Decisions to stop organ support are inherently subjective and vulnerable to bias. As an example, we know that just adding a second spontaneous breathing trial to the day can reduce clinicians’ willingness to extubate patients. This trial went further, introducing multiple behavioral and psychological variables into the equation.
Outcomes were widely divergent between centers, which is partly due to chance—there were 86, and most of them (49) enrolled fewer than 10 patients. One center in Mexico was the largest single recruiting center, enrolling 16% of the patients (n=229), and found a strong benefit, producing much of the positive signal. Results at the ~68 centers enrolling 1 to 19 patients each are not individually shown in eFigure 5 in the supplemental appendix, but together they found no benefit.
It’s entirely possible that protocolized resuscitation driven by capillary refill times resulted in reduced need for organ support. But the potential influence of the above aspects of the ANDROMEDA-2 trial, and the very small differences in aggregate treatments between groups, together reduce the confidence that the intervention itself produced faster recovery.
Is Cap Refill the New Lactate?
The good news is that ANDROMEDA-2’s results offer something for everyone.

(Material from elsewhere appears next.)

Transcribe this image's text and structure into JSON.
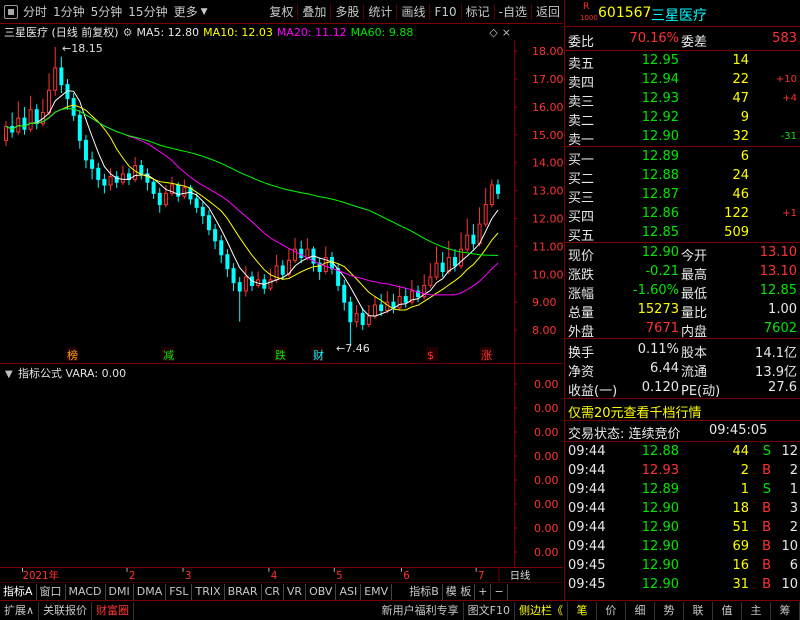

Do you enjoy the intellectual and technical challenge of carefully analyzing and tailoring each patient’s treatment to their physiology as you understand it? If so, using cap refill can help guide your decisions, and might even reduce your septic patients’ duration of organ support. Plus, although the mortality figures were virtually identical, the confidence interval included the possibility of lives saved (or lost).
Do you instead believe that sepsis care can be somewhat standardized, with appropriate tweaks for each patient that do not require the tenacity employed in this trial? You can be reasonably well-assured that your patients will survive as often as they would with a more intense and analytical approach.
Like lactate, capillary refill most of all gives the clinician something desperately desired in a high-stakes and uncertain situation: information to direct action in a seemingly rational way.
But like lactate, the information provided is often misleading. Less than two-thirds of patients in the control arm achieved cap refill < 3 seconds (an absolute 24% fewer than in the intervention arm), yet they stubbornly survived anyway, at a numerically identical rate.
The off-label use of norepinephrine and dobutamine to boost diastolic pressure and cardiac function in sepsis aren’t likely to spread widely in the U.S., as there is no direct evidence here for their benefits as components of the bundle.
More fundamentally, there is a meaningful debate among serious people about whether permissive hypotension might actually be superior to an obsessive approach to “optimizing” hemodynamics in sepsis.
When a question as basic as that remains unanswered, it’s not surprising that targeting care to keep pinkies pink didn’t save lives in septic shock.
ANDROMEDA-2 is an impressive achievement by hundreds of dedicated investigators across the globe. Using capillary refill time makes logical sense and might direct sepsis care positively more often than not. Or, it might be another dead-end trend and generator of unhelpful busywork.
The equivocal results mean that you get to decide what it means to your practice (at least, until the sepsis regulators get hold of it). Whatever you choose, godspeed.